The District and 22 states now have laws requiring smoke detectors in newly constructed facilities, according to the U.S. Fire Administration's Federal Emergency Management Agency.
But Washington is one of only six jurisdictions with a smoke detector law that applies to existing buildings and private homes, the agency said.
Both Maryland and Virginia have state laws requiring smoke detectors in new buildings. Maryland also requires smoke detectors in some, but not all existing buildings, depending on whether they are in compliance with other fire codes.
Some local jurisdictions within those states, however, have passed their own stricter smoke detector requirements, including some of those in the Washington area.

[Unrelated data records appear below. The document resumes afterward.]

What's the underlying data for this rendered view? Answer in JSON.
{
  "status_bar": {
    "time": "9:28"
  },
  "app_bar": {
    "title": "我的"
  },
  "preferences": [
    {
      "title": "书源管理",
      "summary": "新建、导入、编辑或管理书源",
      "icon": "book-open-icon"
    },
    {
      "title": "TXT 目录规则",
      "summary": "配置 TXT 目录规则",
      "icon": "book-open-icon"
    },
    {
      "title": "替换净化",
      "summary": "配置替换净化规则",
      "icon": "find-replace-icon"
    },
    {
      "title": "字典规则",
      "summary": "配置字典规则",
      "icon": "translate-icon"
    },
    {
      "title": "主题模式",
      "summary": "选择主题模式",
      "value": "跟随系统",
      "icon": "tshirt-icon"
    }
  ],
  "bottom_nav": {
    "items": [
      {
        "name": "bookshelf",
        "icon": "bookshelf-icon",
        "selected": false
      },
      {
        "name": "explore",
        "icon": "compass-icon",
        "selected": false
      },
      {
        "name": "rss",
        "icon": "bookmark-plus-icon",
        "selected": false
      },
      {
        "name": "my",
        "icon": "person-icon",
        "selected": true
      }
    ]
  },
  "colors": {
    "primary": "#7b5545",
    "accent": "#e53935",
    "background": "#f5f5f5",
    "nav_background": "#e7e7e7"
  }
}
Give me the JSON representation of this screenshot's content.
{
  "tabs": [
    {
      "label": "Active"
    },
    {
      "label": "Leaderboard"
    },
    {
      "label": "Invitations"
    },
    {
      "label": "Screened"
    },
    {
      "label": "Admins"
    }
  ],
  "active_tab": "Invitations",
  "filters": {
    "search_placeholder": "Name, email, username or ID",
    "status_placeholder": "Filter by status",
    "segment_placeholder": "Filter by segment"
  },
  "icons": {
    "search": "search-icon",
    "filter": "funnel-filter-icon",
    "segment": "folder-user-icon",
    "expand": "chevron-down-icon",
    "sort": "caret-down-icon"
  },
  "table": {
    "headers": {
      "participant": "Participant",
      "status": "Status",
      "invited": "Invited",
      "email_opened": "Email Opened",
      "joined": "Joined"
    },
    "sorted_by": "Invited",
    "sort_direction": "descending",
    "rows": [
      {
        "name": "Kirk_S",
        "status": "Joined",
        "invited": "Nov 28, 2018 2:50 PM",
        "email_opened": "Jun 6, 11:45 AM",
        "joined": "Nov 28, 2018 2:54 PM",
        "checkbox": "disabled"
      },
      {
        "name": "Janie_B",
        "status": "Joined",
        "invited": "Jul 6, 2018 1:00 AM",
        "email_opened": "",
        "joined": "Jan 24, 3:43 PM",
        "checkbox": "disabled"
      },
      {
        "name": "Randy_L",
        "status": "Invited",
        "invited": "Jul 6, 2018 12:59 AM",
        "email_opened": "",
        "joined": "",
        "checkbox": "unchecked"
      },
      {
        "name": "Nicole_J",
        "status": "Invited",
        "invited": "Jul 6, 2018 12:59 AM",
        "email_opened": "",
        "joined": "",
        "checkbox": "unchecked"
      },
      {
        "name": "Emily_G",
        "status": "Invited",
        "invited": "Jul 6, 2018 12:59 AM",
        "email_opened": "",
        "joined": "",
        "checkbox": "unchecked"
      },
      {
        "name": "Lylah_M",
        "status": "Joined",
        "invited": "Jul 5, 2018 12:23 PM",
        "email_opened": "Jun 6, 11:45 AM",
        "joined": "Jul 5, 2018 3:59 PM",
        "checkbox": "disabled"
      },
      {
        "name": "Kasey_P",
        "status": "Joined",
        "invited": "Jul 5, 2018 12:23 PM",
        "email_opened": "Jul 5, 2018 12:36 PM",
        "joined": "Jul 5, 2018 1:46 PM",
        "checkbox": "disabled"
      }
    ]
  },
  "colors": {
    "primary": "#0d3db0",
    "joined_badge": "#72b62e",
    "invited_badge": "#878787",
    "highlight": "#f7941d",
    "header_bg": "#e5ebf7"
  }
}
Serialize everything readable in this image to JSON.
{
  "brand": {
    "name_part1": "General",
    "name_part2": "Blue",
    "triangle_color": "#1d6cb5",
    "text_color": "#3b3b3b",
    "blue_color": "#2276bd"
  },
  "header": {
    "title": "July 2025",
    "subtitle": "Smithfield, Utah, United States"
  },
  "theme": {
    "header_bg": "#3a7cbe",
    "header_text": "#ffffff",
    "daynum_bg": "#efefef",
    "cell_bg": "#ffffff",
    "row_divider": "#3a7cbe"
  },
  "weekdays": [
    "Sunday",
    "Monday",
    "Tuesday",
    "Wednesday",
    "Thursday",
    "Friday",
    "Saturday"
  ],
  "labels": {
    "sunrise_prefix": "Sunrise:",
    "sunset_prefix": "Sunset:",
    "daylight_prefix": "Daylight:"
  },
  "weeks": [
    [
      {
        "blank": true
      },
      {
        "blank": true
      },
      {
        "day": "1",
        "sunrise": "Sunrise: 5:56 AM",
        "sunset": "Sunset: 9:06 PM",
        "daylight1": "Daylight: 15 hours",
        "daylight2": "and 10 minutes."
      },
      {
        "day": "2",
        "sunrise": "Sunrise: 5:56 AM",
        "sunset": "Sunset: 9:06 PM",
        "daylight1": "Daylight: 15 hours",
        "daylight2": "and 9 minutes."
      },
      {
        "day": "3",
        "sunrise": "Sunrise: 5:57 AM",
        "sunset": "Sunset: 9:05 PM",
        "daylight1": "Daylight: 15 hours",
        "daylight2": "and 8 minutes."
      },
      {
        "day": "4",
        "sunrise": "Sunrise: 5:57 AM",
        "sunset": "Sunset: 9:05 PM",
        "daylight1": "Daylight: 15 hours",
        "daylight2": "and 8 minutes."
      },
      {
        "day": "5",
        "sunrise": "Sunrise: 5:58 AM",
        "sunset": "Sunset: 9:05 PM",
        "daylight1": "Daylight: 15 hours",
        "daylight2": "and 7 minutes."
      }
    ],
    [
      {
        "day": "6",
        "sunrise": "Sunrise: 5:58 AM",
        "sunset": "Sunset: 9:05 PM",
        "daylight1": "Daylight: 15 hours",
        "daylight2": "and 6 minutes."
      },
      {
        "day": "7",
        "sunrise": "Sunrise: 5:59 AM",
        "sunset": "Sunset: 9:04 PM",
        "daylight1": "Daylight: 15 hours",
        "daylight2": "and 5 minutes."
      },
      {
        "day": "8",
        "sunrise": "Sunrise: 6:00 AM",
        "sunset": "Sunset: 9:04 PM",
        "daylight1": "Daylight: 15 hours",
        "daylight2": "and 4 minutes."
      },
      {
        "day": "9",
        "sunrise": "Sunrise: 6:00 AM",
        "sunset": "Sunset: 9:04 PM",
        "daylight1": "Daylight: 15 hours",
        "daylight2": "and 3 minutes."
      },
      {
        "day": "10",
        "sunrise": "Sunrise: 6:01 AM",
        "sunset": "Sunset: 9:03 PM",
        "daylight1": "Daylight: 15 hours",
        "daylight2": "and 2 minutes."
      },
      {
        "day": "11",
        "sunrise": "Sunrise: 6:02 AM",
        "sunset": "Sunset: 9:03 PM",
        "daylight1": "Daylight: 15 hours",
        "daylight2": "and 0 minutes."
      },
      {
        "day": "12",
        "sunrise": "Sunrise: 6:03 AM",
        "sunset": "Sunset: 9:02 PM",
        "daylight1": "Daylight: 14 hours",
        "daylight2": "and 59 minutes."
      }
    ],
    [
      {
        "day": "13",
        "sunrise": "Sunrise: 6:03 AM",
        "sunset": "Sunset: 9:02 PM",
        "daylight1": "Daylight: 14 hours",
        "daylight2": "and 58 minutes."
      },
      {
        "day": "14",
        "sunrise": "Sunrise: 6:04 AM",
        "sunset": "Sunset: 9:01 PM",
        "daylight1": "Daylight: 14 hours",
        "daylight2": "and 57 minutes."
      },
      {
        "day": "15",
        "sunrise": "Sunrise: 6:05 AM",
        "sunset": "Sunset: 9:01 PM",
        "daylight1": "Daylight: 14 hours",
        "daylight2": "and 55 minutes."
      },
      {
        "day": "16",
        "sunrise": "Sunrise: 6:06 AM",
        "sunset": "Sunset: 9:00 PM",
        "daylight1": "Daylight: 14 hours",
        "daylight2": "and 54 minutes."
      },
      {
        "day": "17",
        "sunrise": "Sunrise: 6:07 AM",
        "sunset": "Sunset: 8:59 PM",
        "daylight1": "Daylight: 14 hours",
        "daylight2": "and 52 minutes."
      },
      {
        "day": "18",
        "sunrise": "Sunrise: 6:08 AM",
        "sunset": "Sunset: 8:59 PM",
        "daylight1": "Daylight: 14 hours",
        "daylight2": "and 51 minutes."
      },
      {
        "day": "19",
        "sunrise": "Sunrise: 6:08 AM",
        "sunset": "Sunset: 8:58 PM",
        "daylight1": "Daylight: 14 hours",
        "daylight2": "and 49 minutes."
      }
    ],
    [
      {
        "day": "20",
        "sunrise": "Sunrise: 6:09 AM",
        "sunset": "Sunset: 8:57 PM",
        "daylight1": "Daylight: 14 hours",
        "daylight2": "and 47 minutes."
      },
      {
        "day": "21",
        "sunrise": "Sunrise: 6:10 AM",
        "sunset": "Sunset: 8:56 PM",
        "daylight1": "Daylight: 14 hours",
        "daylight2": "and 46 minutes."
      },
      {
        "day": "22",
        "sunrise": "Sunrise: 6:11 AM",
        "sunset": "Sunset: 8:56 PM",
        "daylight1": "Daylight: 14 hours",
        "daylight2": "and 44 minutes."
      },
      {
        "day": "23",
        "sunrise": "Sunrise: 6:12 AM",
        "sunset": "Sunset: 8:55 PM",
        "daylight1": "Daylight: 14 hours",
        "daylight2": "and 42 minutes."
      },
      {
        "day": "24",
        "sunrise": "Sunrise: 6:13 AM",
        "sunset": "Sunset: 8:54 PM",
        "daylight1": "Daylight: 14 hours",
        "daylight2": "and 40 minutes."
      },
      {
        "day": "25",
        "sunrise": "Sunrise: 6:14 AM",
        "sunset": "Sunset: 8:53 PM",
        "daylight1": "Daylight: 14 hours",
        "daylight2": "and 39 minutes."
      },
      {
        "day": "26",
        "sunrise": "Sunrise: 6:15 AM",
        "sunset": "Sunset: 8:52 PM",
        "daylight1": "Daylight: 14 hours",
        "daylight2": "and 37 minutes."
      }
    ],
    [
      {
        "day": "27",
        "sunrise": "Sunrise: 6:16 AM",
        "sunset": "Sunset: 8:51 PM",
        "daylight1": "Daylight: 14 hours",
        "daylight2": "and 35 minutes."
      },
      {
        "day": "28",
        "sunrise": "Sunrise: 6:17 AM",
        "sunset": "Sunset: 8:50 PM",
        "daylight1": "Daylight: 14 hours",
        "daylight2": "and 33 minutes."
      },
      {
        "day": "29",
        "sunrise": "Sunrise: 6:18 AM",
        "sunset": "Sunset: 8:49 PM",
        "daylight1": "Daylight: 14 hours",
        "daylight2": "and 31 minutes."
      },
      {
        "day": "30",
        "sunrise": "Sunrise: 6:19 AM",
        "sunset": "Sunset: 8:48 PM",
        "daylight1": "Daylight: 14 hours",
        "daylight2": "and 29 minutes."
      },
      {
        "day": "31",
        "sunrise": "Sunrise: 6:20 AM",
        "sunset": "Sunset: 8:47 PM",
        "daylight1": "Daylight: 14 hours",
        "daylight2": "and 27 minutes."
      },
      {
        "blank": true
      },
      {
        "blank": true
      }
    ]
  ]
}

Under the District law, apartment owners -- not tenants -- will be required to install the smoke detectors. Only electric-powered detectors are allowed in apartment units, because at the time the bill was passed some council members feared that landlords would not take proper care to periodically check battery-operated detectors.
Price and council member David Clarke (D-Ward 1) said that many individual fire insurance policies will not recognize claims if a house was not equipped with a smoke detector. In the case of a fire that does damage to nearby buildings, the home owner without a smoke detector could be found negligent and liable for the damages.